French unionist, Virginie Fernandez – speaking on behalf of the 30 French unions affiliated to UNI Europa – took up this theme. She said that Toulouse is the ideal place to be asking these crucial questions about the future of Europe because Toulouse was the cradle of the French trade union movement and where socialist France was built. However, this idea of France now has to be defended. France is suffering. Sixty-five percent of French people feel worse than ever before, fearing that we will not pull out of the crisis leading to more job losses and further cuts. Unions have to implement their vision for Europe by mobilising workers and making their voices heard at the national and the international level. This is a role for UNI Europa and that is why the conference is important. It has the responsibility to turn European worker’s hopes into reality.
Bernadette Ségol, the former Regional Secretary of UNI Europa and current General Secretary of the European Trade Union Confederation (ITUC) then spoke about the challenges Europe is facing. Ségol, the first woman at the head of the ETUC and a native of the Toulouse region, called on unions to be motivated as the world enters a dangerous period both economically and socially.
She said that the positive news is that the financial transaction tax that trade unions have been calling for is now on the table. It is now part of President Barroso’s EU plan. However, she warned that several governments will oppose it being used to feed into the European Community budget. Trade unions are adamant that the tax be used to fix the damage created by the crisis.
Ségol called on European trade unionists to be bold and progressive and to take a lead from the German trade unions who recently stated their full support for the Euro and the European Union. She warned that going back to national borders would damage the lives of all workers and that everything the union movement has worked for in the past 50 years could be undermined.
“We will not listen to nationalists who say getting rid of Europe is the answer to crisis,” she said.
Ségol said taxpayers should not be asked to pay for the mistakes made by others. She said that the so-called “Six Pack” measures announced by the European Parliament last week would have sent Europe spiralling into depression had they been applied in 2007 before the last crisis.
“They only address the symptoms of the disease rather than the disease itself,” she said.
She said that a letter from the Head of the European Central Bank, Jean-Claude Trichet sent to the Italian government and later published in the Italian press, revealed recommendations for privitisation and liberalisation of local services, called for changes in employment rules, including making it easier to dismiss employees, as well as recommendations for an increase in retirement age.
Ségol said unions must work together to fight measures like these and Euro intervention measures pushing wages lower.
Frank Bsirske, President of UNI Europa paid tribute to Bernadette Ségol’s leadership during her tenure as General Secretary of UNI Europa and congratulated her on her new position with the ETUC.
Bsirske issued a challenge to the conference delegates to find new ways to react to current events which had turned into a full blown crisis of not only the Eurozone but the European Union.
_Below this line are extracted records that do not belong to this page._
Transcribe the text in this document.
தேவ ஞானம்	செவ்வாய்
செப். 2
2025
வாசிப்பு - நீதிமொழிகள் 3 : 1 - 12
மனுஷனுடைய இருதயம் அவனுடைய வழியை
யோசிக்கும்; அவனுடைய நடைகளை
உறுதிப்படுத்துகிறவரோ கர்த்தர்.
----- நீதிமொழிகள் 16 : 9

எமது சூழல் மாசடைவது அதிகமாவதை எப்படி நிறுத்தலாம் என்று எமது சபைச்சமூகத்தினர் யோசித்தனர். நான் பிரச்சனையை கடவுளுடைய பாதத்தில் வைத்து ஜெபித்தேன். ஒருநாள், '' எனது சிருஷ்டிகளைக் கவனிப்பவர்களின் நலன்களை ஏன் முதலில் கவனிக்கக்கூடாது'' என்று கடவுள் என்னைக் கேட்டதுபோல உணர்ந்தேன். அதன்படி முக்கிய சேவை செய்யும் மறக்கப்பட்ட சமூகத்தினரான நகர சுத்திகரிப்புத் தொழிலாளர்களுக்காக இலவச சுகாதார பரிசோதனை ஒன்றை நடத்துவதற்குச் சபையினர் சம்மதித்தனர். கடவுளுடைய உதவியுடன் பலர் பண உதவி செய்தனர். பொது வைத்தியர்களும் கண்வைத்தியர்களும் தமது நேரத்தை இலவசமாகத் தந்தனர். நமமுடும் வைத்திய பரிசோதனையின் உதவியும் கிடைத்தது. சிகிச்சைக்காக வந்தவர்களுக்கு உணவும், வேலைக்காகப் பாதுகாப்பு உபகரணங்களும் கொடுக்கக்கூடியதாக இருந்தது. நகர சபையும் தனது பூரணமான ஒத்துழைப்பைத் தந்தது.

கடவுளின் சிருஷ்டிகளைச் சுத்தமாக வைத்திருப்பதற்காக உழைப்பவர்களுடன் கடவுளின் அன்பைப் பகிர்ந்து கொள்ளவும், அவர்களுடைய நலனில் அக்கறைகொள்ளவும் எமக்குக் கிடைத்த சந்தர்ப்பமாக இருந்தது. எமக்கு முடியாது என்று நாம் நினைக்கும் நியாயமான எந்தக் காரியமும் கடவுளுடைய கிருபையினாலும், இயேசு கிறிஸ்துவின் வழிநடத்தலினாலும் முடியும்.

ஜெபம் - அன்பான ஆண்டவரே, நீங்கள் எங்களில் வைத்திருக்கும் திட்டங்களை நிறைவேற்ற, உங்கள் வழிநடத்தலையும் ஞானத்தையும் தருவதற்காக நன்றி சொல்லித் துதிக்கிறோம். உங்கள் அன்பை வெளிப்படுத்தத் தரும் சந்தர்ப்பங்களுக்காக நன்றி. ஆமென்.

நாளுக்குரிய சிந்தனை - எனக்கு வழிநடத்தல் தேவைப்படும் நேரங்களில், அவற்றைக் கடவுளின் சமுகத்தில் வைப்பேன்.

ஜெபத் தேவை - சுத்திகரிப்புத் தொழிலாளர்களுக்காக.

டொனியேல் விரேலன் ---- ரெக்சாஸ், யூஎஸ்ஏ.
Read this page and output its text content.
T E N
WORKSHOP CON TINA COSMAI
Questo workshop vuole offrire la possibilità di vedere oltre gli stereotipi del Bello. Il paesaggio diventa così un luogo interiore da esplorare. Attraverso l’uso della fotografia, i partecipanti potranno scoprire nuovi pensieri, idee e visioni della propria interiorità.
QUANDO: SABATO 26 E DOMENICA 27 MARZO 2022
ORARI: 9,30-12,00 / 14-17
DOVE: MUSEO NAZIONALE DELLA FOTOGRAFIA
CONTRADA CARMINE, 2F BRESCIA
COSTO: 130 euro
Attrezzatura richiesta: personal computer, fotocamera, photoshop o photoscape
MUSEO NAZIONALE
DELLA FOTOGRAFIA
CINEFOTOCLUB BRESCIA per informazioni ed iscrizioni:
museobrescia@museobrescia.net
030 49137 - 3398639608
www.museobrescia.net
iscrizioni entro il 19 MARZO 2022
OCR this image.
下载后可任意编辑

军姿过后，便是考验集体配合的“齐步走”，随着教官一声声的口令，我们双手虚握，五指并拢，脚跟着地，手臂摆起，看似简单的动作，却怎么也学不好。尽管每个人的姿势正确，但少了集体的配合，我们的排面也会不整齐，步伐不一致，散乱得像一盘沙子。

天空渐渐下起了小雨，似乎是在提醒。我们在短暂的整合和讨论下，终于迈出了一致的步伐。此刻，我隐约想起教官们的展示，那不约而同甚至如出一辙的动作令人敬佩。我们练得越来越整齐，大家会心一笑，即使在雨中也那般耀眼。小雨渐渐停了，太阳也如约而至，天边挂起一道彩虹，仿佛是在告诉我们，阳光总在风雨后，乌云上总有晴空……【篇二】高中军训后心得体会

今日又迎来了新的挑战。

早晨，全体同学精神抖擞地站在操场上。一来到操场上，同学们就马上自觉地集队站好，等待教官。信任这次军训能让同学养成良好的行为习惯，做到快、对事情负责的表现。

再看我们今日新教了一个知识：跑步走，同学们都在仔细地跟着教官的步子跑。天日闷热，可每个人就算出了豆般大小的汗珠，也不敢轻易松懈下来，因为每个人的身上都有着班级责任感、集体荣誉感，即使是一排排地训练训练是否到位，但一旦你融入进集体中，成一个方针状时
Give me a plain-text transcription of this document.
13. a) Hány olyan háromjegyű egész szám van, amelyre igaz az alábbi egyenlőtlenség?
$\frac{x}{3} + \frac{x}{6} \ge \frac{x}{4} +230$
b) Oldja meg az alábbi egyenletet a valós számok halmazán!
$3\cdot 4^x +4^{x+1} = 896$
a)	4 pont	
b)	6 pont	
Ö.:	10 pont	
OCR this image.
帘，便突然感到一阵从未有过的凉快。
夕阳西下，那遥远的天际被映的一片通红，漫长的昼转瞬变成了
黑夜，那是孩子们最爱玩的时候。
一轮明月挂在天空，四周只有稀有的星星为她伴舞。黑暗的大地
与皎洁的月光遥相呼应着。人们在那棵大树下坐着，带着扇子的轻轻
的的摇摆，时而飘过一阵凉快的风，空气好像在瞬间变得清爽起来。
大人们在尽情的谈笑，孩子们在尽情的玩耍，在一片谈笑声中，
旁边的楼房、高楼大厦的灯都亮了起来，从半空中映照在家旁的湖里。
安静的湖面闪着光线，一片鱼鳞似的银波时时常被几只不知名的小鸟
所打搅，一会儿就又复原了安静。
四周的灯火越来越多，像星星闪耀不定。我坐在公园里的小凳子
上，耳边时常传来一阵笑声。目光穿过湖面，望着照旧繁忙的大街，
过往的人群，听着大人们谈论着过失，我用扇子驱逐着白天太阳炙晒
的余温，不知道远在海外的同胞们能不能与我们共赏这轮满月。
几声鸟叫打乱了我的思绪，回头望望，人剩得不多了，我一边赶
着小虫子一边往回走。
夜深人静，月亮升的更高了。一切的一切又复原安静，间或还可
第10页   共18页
Even the Head of World Bank recently admitted a new storm is coming.
He called on union leaders meeting in Toulouse to work to find answers to the latest raft of EU rules, which amounted to another attack on the European social state. What is required is an international policy that is binding and will make the workers stronger as they stand up against the capitalists. A structure for change has to be put in place.
To close out the opening ceremony, the political activist French band Zebda gave a rousing end to the opening with their trademark hit “Motivés” calling for workers to get motivated to work together and fight for social and economic change.